Merci à l’équipe PMI France-Sud de Marseille supportée par les étudiants du Groupe 4.

Dès la prise de parole d’Olivier Nier la question était posée : « Oui, il y a de grandes similitudes entre le sport et l’entreprise … Mais qu’y a-t-il de vraiment transférable ? »

Cet entraîneur, aguerri aux équipes régionales ou nationales (Roumanie, Oyonnax, Aix-en Provence..) et aux équipes d’entreprises (Toyota …), souligne que, dans l’entreprise comme dans une équipe sportive, l’unité de cohésion est indispensable.

Le « Tournés et déterminés vers/sur un objectif et un seul » se décline alors en 3 points

1- Construire ensemble un socle de valeurs partagées.

Valeurs ne se résumant pas simplement à des mots, mais devant se traduire par une attitude comportementale. Elles doivent être explicitées et acceptées par tous.

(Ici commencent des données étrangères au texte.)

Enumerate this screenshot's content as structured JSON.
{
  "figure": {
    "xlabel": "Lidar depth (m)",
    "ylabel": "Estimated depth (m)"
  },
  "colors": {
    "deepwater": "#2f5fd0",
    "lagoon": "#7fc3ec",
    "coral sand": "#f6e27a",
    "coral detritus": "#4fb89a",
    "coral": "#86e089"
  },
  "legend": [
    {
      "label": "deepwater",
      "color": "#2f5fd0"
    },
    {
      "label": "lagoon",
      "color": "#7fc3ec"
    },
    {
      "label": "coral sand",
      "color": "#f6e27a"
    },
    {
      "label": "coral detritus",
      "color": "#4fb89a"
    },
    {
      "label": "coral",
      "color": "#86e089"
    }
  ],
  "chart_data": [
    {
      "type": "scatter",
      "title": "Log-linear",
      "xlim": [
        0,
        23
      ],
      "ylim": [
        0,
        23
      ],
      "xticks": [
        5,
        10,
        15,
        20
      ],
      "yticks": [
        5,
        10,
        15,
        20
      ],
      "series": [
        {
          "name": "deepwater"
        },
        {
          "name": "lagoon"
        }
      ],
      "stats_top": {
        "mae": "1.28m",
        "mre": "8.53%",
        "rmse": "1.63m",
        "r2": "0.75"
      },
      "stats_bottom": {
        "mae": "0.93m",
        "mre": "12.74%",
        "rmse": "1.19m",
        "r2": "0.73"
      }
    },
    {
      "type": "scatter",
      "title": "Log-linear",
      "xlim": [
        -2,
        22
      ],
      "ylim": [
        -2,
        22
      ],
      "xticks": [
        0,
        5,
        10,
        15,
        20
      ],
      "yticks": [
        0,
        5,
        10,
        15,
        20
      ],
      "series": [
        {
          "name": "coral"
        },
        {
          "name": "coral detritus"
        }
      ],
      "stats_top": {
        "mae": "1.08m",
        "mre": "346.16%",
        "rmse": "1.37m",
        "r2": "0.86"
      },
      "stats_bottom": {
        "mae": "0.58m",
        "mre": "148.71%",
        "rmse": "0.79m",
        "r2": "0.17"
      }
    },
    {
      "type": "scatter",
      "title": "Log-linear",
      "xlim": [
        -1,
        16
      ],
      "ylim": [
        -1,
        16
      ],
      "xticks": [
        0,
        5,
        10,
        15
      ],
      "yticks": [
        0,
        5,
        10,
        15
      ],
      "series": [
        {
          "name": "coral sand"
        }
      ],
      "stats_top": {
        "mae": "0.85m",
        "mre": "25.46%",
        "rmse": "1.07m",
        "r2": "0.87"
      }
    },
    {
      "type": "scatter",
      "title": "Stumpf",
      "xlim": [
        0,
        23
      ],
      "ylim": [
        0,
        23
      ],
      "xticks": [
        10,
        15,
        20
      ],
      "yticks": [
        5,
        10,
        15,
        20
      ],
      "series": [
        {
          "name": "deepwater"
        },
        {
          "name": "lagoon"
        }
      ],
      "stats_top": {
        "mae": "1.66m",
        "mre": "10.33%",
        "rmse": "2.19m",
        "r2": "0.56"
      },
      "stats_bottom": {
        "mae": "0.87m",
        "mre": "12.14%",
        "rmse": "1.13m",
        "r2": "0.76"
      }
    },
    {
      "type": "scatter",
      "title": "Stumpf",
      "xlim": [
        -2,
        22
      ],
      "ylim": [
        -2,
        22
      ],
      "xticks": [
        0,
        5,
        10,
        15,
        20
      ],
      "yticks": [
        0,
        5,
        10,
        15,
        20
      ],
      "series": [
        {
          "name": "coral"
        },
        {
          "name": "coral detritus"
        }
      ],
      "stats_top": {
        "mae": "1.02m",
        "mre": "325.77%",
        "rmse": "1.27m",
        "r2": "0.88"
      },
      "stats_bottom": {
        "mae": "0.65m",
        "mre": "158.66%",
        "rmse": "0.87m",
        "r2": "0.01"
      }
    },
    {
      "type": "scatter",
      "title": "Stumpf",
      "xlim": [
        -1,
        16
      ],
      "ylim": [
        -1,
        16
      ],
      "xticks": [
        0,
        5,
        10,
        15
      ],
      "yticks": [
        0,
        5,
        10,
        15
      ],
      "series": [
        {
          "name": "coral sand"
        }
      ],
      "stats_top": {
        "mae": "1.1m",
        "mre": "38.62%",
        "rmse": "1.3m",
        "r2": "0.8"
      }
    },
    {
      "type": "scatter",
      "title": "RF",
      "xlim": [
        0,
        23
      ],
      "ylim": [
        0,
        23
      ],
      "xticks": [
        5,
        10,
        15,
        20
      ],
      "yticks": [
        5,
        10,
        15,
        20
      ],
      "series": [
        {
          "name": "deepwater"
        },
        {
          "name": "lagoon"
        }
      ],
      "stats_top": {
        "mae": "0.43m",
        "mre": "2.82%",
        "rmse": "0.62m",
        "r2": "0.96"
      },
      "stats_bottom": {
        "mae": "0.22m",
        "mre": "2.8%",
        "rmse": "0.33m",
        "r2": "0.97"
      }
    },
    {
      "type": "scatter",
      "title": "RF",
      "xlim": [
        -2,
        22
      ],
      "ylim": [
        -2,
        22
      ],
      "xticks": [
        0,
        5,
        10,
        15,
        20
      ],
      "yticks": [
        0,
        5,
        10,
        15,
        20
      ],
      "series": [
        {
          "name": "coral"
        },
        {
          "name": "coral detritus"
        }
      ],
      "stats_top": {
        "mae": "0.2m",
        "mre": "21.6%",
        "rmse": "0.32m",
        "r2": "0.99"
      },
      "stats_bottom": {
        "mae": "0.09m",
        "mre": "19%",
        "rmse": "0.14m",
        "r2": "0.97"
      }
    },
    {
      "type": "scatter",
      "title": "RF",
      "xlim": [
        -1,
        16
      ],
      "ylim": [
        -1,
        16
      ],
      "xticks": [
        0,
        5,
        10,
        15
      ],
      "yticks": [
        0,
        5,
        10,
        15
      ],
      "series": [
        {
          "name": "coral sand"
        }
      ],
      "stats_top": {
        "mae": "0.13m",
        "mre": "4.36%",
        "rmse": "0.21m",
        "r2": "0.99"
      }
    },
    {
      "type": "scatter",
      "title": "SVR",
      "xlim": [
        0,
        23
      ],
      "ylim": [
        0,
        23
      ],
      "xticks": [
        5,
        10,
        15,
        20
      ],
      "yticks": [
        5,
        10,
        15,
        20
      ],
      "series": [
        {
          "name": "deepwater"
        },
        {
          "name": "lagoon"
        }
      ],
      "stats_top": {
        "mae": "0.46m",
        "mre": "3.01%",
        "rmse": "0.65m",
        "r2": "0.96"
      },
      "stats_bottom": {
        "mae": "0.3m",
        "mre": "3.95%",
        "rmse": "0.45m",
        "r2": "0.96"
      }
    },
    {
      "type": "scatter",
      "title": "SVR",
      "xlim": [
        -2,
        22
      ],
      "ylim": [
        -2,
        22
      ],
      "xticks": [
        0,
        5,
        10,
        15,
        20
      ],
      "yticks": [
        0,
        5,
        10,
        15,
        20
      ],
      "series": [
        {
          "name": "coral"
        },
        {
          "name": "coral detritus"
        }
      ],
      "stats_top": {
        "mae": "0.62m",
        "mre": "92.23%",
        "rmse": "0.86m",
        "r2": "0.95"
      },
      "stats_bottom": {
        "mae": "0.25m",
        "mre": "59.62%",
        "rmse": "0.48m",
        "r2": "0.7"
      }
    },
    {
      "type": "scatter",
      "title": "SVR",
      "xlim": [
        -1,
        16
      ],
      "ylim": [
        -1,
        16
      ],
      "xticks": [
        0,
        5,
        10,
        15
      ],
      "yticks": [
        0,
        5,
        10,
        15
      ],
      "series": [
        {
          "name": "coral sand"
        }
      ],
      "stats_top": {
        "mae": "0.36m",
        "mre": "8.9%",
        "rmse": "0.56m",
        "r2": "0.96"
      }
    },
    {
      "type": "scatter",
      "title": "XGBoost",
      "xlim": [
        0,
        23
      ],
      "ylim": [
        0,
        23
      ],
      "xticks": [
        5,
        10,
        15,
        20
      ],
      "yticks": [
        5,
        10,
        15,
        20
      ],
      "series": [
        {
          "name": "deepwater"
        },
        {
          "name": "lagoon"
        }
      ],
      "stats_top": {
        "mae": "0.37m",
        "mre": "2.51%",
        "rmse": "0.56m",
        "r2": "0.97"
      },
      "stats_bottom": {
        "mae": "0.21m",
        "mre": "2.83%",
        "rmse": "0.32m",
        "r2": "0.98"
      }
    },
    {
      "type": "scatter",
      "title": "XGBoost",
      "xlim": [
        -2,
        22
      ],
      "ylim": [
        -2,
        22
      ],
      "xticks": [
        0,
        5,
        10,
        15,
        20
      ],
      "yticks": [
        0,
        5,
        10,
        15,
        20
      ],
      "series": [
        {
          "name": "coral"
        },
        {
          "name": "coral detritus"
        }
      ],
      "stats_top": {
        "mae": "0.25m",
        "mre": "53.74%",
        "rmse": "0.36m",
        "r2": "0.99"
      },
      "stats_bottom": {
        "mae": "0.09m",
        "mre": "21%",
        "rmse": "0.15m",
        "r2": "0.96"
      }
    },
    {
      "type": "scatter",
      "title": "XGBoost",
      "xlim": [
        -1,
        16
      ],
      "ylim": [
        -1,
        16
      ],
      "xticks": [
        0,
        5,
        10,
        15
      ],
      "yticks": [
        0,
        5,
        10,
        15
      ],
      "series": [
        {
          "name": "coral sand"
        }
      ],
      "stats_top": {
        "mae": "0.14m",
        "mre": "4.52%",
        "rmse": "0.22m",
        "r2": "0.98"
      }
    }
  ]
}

  • Humilité : Ne jamais oublier d’où l’on vient. Chaque lundi, se remettre en question pour pouvoir mentalement être prêt au combat chaque week-end.
  • Travail : Mouiller le maillot. Ne jamais s’avouer vaincu. Avancer individuellement et collectivement sur/en dehors du terrain
  • Solidarité : Toujours prendre des points à domicile (au pire, 2 défaites maximum à domicile)

Celui qui a le ballon avance seul en faisant confiance aux 14 derrières lui… qu’il ne voit pas ! Ce qui devient important, c’est « l’avancer ensemble et non plus le ballon ! »

2- Fixer des objectifs à réaliser par consensus actif.

Là encore c’est le groupe qui décide, les individus se faisant mutuellement promesse. L’important étant ici de fixer une fourchette réaliste et non une valeur cible en prenant soin de ne pas la fixer trop basse, au risque de bloquer les énergies potentielles, ou trop haute au risque d’être inatteignable.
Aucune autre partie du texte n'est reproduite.